The Kola Alkaline Province or Kola Alkaline Carbonatite Province is a discontiguous group of unusual igneous rocks centered in the Kola Peninsula of Russia and with ouliers in nearby areas of Finland and in Arkhangelsk Oblast across the White Sea. The province is made up of alkaline-ultramafic rock complexes often associated to carbonatites and stand-alone dykes and pipes made up of carbonatites, kimberlites and similar rocks. To this it adds the large nepheline syenite bodies of the Lovozero Massif and the Khibiny Mountains. An estimate puts the total volume of the rocks of the Kola Alkaline Province at 15,000 ±2,700 km3.[1]
The more mafic silicate rocks of the province originated from small degrees of partial melting in a source region in Earth's mantle made up of garnet-bearing peridotite. The lithosphere had thicknesses similar to present-day (200 km) conditions when magmas originated in the Devonian. Prior to Devonian magmatism the Kola and Karelia region had experienced a long history of low-frenquency alkaline and carbonatite volcanism.[2]

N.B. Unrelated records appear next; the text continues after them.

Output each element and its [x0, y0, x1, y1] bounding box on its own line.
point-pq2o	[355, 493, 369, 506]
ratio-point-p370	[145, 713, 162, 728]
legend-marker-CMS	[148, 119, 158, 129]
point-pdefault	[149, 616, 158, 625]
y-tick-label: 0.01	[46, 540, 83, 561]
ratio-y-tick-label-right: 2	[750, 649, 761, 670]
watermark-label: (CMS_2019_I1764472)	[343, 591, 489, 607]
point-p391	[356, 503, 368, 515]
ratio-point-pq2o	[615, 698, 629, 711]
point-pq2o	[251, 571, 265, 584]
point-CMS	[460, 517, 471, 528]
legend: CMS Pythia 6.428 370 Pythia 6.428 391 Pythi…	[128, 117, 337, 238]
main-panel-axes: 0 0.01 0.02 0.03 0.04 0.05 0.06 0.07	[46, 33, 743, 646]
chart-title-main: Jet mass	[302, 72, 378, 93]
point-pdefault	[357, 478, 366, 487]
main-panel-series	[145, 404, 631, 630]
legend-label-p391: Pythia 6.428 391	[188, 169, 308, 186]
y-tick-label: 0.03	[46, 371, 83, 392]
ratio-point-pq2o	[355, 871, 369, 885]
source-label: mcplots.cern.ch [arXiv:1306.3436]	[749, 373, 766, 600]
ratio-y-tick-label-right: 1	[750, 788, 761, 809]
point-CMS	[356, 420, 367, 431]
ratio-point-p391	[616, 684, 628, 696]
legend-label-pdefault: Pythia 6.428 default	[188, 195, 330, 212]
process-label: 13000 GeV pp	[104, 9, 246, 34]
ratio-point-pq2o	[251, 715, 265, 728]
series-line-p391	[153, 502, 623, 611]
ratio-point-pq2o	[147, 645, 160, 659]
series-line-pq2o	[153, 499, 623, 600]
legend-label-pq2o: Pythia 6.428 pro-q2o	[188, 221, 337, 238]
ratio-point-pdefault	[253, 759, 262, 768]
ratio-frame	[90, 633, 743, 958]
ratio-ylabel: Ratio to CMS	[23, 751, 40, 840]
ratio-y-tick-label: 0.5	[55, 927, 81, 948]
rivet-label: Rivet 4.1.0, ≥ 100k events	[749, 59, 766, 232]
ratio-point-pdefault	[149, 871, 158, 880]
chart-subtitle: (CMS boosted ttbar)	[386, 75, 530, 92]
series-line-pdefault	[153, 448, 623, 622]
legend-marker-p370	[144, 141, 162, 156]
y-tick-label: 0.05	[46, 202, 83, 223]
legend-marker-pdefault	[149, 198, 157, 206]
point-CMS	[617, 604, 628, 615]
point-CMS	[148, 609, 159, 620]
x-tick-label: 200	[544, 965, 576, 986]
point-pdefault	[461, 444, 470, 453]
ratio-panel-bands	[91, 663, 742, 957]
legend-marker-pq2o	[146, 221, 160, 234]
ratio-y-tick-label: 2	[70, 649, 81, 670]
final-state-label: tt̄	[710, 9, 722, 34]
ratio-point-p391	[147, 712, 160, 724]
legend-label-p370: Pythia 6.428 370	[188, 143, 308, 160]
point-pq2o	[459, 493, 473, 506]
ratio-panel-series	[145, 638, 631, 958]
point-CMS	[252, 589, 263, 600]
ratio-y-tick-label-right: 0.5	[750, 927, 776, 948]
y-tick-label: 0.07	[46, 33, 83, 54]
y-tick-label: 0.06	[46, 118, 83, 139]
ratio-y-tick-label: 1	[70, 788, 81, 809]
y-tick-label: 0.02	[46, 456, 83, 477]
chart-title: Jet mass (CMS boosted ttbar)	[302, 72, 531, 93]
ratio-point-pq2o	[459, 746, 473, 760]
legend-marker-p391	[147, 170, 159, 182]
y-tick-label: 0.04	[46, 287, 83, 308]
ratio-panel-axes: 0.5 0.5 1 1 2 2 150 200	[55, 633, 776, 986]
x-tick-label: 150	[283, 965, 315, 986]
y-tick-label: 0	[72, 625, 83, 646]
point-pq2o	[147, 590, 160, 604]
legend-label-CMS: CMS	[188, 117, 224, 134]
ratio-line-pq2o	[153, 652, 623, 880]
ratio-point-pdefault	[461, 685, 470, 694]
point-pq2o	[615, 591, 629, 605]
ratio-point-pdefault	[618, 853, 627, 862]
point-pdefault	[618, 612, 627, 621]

The Permian rocks of the Kola Alkaline Province is commonly presumed to represent an igneous hotspot created by a mantle plume.[3] The relation of Kola Alkaline Province to other igneous or tectonic features is not clear. Some have suggested a link to the Permian Dnieper-Donets Rift while others have considered it as part of a much larger a "North Atlantic Alkaline Province".[2]